How Dylan Cease’s move to Padres impacts his fantasy value
Dylan Cease nearly earned the AL Cy Young Award for his work during the 2022 season, when the right-hander won 14 games with a 2.20 ERA, a 1.11 WHIP and 227 strikeouts. Cease always had strikeout stuff, and he finally delivered fantastic numbers — in both rates and volume — in his age-26 season, becoming a fantasy building block.
Last season, Cease won half as many games, with an ERA more than twice as high, and fantasy managers did not love him nearly as much.
The long-rumored exodus of Cease from the Chicago White Sox to a contending team finally occurred Wednesday, with the San Diego Padres trading several notable pitching prospects to find out what Cease does next. Will he be in the NL Cy Young Award conversation in 2024, or will his ERA and WHIP again damage fantasy rosters?
Cease was unlucky and likely unsatisfied in 2023, playing for a terrible White Sox club that lost 101 games. He struck out more than 200 hitters for the third consecutive season, and his 3.72 FIP was more representative of his skills than the bloated 4.58 ERA. Still, Cease walked 79 hitters, sixth-most in the majors, as he struggled with fastball location. Left-handed hitters slugged .461 off him. Cease dominated the weak AL Central in 2022, but not so much last season.
Prior to this trade, Tristan H. Cockcroft had ranked Cease among the top-30 starting pitchers (and the top-75 overall) in ESPN’s points league rankings for a reason. Cease struck out 667 hitters over the last three seasons — fourth among pitchers — and nobody made more than his 97 starts. Cease certainly is durable, and volume matters quite a bit in points leagues, even if it comes with an elevated ERA and WHIP.
We have seen what Cease is capable of, though, and ESPN’s initial projection of a 3.92 ERA, 1.32 WHIP and 217 strikeouts is sensible, though it is easy to realistically dream of better numbers now that he gets to perform for a contending team and in front of a considerably better Padres defense.

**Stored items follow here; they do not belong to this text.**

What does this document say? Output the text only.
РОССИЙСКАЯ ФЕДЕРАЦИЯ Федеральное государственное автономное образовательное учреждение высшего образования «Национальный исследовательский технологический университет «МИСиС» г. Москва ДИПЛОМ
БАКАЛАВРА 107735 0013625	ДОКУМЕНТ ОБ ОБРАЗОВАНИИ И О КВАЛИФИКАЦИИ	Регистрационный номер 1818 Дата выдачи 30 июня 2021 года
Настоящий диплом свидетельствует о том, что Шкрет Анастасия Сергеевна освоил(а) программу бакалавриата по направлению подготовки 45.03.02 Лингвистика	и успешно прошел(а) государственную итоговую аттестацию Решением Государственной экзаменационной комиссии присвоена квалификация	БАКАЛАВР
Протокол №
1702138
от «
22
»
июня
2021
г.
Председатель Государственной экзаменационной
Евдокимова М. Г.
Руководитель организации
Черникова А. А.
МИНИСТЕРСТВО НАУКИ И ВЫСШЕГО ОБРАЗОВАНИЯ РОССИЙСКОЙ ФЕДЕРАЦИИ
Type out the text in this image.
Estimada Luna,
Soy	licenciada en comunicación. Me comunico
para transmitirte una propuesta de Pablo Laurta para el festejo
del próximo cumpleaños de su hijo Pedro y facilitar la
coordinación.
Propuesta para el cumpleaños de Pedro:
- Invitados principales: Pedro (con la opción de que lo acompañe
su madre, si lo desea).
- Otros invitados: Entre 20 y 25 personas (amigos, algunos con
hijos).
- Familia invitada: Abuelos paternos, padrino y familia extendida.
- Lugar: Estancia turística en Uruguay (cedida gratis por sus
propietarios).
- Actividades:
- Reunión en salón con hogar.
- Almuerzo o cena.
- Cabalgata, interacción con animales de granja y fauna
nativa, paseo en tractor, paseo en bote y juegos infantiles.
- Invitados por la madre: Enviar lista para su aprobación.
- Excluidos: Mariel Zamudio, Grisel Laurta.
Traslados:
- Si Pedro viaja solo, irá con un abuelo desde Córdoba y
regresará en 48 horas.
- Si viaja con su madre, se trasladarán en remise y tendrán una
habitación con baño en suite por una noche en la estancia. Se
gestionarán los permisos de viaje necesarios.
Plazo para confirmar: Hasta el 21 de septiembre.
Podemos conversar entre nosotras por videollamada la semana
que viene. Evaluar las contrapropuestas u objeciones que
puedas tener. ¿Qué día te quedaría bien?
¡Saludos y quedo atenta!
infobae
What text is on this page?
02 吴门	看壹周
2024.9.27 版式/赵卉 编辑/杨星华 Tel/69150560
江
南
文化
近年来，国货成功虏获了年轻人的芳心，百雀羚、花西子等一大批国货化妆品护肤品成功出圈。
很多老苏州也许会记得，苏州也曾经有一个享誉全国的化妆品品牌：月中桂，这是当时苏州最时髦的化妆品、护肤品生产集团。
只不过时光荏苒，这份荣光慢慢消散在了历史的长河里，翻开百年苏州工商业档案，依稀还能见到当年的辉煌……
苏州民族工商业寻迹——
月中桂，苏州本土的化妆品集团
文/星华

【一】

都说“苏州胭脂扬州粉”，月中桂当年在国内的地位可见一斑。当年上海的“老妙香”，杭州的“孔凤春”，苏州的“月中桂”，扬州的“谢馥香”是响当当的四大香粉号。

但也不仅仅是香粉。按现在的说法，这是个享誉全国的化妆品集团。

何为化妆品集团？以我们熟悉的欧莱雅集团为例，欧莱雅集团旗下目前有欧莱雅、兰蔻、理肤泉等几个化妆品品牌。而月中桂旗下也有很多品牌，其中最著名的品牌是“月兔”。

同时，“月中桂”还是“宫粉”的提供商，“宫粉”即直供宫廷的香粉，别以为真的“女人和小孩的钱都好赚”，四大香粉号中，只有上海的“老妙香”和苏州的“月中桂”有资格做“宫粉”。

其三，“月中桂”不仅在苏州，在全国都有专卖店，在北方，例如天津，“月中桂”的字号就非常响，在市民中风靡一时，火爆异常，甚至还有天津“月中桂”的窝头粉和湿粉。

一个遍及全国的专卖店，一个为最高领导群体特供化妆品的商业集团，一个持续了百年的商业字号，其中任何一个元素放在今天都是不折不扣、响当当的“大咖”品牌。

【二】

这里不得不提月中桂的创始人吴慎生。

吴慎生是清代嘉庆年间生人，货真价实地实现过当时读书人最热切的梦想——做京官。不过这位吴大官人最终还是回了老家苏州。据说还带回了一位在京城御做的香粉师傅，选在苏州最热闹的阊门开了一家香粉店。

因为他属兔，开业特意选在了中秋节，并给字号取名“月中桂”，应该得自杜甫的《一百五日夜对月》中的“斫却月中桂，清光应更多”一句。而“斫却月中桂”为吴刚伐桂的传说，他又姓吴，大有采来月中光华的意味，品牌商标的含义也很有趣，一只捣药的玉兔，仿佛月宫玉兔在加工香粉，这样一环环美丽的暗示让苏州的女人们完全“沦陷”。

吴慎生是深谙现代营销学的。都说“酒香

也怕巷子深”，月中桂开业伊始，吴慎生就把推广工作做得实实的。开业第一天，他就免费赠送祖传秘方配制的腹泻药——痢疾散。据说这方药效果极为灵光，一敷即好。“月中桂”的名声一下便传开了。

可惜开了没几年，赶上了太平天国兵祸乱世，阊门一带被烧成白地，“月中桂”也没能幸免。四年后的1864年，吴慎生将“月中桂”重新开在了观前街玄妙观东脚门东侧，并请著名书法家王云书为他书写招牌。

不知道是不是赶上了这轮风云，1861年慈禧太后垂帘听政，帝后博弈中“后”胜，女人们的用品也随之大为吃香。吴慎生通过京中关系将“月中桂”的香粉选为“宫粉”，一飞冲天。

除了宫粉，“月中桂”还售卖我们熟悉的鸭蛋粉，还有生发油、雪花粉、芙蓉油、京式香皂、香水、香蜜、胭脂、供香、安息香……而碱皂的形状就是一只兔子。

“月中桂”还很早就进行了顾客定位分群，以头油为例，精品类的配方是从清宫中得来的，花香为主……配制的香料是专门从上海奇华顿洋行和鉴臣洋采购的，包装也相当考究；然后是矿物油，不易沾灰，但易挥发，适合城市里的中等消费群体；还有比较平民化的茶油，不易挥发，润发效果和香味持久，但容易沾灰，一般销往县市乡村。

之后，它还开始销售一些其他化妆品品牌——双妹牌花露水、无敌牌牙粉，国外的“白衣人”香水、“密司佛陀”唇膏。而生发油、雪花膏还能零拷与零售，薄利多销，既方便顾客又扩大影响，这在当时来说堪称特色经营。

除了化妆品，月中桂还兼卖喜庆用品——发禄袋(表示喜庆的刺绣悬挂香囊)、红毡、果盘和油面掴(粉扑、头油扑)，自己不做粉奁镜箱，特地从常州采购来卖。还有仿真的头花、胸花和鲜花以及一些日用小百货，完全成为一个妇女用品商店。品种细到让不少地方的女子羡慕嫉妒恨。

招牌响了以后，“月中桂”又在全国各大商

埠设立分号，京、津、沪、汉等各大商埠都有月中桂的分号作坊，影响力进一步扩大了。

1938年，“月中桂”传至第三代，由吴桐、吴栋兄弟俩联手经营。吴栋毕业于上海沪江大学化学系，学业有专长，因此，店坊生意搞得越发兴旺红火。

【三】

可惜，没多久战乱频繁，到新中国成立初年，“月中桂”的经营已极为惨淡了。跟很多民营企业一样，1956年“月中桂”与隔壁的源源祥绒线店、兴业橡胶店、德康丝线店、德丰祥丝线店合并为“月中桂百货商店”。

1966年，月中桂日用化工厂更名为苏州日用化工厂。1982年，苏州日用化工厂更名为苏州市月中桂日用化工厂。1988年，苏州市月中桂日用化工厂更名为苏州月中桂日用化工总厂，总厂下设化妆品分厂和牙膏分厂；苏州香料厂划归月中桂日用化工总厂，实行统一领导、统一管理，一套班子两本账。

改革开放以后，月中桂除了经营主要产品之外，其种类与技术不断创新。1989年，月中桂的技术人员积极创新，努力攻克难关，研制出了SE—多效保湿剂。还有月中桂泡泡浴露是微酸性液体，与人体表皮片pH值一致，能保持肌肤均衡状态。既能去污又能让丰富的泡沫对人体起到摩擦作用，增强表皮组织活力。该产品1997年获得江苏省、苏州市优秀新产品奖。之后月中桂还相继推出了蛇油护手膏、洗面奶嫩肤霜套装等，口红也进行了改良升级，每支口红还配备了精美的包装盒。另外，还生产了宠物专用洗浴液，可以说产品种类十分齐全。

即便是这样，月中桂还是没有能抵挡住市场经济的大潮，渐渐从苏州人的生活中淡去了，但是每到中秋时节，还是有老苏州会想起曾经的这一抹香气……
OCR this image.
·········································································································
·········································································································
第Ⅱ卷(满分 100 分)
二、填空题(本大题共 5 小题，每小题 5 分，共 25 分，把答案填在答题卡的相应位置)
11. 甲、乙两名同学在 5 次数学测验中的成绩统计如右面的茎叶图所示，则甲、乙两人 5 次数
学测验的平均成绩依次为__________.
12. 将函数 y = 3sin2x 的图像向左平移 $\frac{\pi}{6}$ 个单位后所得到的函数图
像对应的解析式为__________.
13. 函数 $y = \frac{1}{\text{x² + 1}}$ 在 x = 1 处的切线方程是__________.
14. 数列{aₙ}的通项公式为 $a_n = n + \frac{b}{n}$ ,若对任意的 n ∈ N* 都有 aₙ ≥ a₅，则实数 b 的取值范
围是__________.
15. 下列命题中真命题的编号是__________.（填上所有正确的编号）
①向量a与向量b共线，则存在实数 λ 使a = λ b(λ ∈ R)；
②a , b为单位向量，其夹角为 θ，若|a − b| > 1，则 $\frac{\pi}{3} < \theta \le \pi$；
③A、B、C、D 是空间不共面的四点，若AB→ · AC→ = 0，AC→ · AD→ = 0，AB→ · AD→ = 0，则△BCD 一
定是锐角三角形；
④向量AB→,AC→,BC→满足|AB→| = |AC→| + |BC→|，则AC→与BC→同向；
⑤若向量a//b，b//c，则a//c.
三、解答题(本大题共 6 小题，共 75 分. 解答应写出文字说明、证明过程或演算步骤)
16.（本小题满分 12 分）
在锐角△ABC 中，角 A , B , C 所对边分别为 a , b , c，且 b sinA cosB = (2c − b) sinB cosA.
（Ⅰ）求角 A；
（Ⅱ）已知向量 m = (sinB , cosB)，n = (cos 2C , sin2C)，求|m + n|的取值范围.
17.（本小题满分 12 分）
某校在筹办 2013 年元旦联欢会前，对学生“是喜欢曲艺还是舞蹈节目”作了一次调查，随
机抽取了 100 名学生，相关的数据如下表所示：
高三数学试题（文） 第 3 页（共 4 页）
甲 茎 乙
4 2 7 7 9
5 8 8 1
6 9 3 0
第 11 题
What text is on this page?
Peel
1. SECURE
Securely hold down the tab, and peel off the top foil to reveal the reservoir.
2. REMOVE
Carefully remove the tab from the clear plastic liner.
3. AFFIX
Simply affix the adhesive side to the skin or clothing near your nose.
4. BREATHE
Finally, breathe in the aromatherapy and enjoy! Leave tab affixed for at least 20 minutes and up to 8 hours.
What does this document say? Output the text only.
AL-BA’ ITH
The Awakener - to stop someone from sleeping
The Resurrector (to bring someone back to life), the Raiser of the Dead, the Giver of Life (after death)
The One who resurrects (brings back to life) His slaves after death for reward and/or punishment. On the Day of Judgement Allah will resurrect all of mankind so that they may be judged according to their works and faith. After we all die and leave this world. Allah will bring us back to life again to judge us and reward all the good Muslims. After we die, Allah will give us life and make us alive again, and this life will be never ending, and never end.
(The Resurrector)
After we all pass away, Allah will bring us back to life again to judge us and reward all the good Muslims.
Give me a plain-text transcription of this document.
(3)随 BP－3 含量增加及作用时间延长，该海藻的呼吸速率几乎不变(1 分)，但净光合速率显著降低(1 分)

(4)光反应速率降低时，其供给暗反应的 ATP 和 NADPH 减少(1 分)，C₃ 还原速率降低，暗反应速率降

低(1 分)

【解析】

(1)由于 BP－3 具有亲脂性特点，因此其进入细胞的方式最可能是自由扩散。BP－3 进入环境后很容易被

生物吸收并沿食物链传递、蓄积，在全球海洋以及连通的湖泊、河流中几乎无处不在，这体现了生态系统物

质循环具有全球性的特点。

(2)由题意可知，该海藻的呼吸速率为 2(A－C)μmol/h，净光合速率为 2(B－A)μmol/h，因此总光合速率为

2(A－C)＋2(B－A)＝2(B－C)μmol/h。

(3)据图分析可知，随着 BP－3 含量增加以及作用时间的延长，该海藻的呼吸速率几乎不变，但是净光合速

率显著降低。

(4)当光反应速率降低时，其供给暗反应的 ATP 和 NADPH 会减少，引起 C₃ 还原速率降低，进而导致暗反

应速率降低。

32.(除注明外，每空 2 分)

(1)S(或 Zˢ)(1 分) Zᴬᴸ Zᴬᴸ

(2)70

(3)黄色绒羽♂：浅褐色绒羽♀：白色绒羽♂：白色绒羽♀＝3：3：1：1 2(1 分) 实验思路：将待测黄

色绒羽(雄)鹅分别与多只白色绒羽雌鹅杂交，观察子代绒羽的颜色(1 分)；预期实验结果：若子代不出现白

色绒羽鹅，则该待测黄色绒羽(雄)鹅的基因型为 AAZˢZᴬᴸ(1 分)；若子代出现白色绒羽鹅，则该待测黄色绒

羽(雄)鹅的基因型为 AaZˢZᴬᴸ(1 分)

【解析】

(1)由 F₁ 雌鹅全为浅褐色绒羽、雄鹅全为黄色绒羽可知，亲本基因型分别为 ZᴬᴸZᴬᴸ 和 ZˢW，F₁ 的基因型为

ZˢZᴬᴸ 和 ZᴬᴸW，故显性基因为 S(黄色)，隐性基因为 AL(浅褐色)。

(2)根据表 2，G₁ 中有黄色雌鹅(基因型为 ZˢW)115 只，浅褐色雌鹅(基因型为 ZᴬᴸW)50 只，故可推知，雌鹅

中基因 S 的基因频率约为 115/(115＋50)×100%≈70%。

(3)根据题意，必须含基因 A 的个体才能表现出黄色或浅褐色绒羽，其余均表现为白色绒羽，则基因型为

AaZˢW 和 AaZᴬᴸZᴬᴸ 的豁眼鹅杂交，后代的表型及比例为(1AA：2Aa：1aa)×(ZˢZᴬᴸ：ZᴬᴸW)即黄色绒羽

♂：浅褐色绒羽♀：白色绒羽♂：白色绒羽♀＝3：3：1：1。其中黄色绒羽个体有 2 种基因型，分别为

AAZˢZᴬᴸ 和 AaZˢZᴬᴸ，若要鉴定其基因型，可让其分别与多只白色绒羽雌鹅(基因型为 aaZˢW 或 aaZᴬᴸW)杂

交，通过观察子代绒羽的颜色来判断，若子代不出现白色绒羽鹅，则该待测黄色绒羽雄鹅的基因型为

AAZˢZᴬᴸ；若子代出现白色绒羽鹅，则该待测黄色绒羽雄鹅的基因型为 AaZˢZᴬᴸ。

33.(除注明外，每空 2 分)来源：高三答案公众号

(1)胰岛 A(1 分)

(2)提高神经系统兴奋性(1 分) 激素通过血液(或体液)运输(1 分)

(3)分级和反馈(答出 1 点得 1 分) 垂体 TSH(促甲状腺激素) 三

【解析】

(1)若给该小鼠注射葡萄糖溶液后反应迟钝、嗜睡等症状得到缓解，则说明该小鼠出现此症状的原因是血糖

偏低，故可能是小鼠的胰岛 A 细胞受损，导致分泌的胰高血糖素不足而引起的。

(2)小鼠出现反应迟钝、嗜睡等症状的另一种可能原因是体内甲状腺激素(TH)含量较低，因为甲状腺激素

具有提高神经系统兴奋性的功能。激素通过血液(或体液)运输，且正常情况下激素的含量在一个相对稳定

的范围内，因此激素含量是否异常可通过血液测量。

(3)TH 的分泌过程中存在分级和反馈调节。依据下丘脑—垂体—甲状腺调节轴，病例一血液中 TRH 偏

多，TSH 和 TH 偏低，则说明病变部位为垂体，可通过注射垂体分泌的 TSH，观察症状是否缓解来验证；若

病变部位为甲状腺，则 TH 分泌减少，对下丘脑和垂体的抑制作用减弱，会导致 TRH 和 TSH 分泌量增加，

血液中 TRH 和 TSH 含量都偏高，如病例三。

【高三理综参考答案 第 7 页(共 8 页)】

Do not expect another 2.20 ERA, but something in the low-to-mid 3s with — again — more than 200 whiffs is valuable. This may be a top-20 starting pitcher again, so do not let him slip far in drafts.
The White Sox get RHPs Drew Thorpe and Jairo Iriarte, along with relief pitcher Steven Wilson, but none of them are initially worth a look in ESPN’s shallow standard formats. Thorpe was a key part of the Juan Soto trade package between the Padres and New York Yankees only a few months ago, but he has yet to appear at the Triple-A level. Neither has Iriarte, whose future role (starter or reliever) remains in question. The White Sox will take things cautiously this season — and they will lose a lot.